To facilitate this exploit, a separate information leak vulnerability allows an attacker to bypass Address Space Layout Randomization (ASLR). By sending a request with an invalid image or video, the server would generate an exception from the underlying PIL library. Prior to patching, various API endpoint handlers, such as create_chat_completion, and generic exception handlers like http_exception_handler, would return the raw, unsanitized exception message to the client. These messages included memory addresses of Python objects, leaking information about the process's memory layout.

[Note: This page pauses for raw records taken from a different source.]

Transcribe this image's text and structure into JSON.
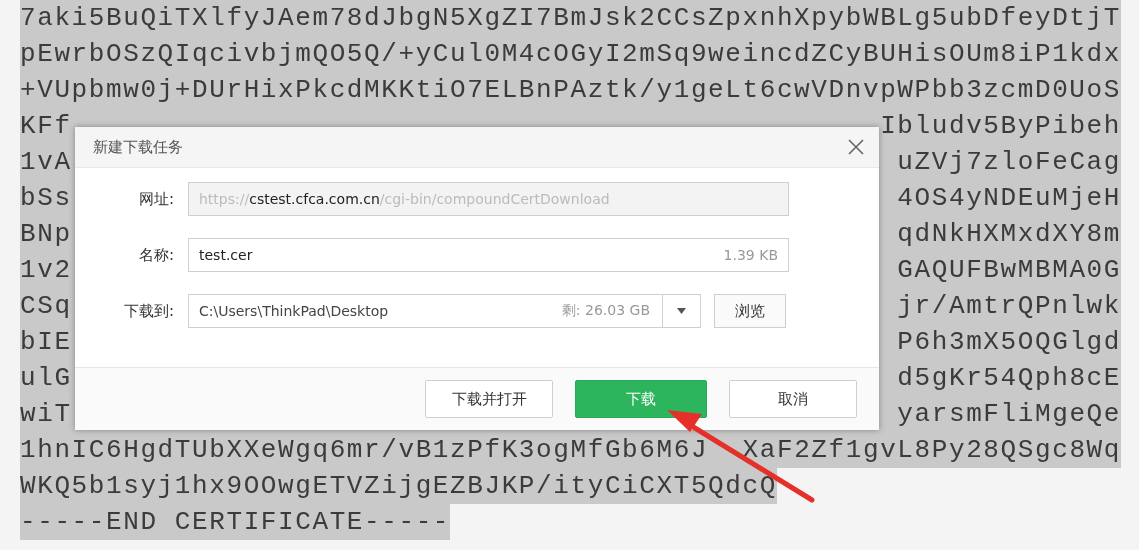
{
  "certificate_lines": [
    {
      "kind": "full",
      "text": "7aki5BuQiTXlfyJAem78dJbgN5XgZI7BmJsk2CCsZpxnhXpybWBLg5ubDfeyDtjT"
    },
    {
      "kind": "full",
      "text": "pEwrbOSzQIqcivbjmQO5Q/+yCul0M4cOGyI2mSq9weincdZCyBUHisOUm8iP1kdx"
    },
    {
      "kind": "full",
      "text": "+VUpbmw0j+DUrHixPkcdMKKtiO7ELBnPAztk/y1geLt6cwVDnvpWPbb3zcmD0UoS"
    },
    {
      "kind": "split",
      "left": "KFf",
      "right": "Ibludv5ByPibeh"
    },
    {
      "kind": "split",
      "left": "1vA",
      "right": "uZVj7zloFeCag"
    },
    {
      "kind": "split",
      "left": "bSs",
      "right": "4OS4yNDEuMjeH"
    },
    {
      "kind": "split",
      "left": "BNp",
      "right": "qdNkHXMxdXY8m"
    },
    {
      "kind": "split",
      "left": "1v2",
      "right": "GAQUFBwMBMA0G"
    },
    {
      "kind": "split",
      "left": "CSq",
      "right": "jr/AmtrQPnlwk"
    },
    {
      "kind": "split",
      "left": "bIE",
      "right": "P6h3mX5OQGlgd"
    },
    {
      "kind": "split",
      "left": "ulG",
      "right": "d5gKr54Qph8cE"
    },
    {
      "kind": "split",
      "left": "wiT",
      "right": "yarsmFliMgeQe"
    },
    {
      "kind": "split",
      "left": "1hnIC6HgdTUbXXeWgq6mr/vB1zPfK3ogMfGb6M6J",
      "right": "XaF2Zf1gvL8Py28QSgc8Wq"
    },
    {
      "kind": "full",
      "text": "WKQ5b1syj1hx9OOwgETVZijgEZBJKP/ityCiCXT5QdcQ"
    },
    {
      "kind": "full",
      "text": "-----END CERTIFICATE-----"
    }
  ],
  "dialog": {
    "title": "新建下载任务",
    "fields": [
      {
        "kind": "url",
        "label": "网址:",
        "scheme": "https://",
        "host": "cstest.cfca.com.cn",
        "path": "/cgi-bin/compoundCertDownload",
        "disabled": true
      },
      {
        "kind": "name",
        "label": "名称:",
        "value": "test.cer",
        "size": "1.39 KB"
      },
      {
        "kind": "folder",
        "label": "下载到:",
        "value": "C:\\Users\\ThinkPad\\Desktop",
        "free_space": "剩: 26.03 GB",
        "button": "浏览"
      }
    ],
    "buttons": [
      {
        "label": "下载并打开",
        "primary": false
      },
      {
        "label": "下载",
        "primary": true
      },
      {
        "label": "取消",
        "primary": false
      }
    ]
  }
}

The patches address both issues. The RCE is fixed by upgrading the opencv-python-headless package to a version that includes a patched FFmpeg library (commit d45c96aa3caff51ac6bba556829c461f5df4449c). The information leak is fixed by implementing and applying a sanitization function (sanitize_message) to all error responses to strip memory addresses before they are sent to the client (commits 54e21708e8aa3f2e9978adc023782110b78ce163 and aedff6c26233bcf969cc04606c412592f2eb9a93).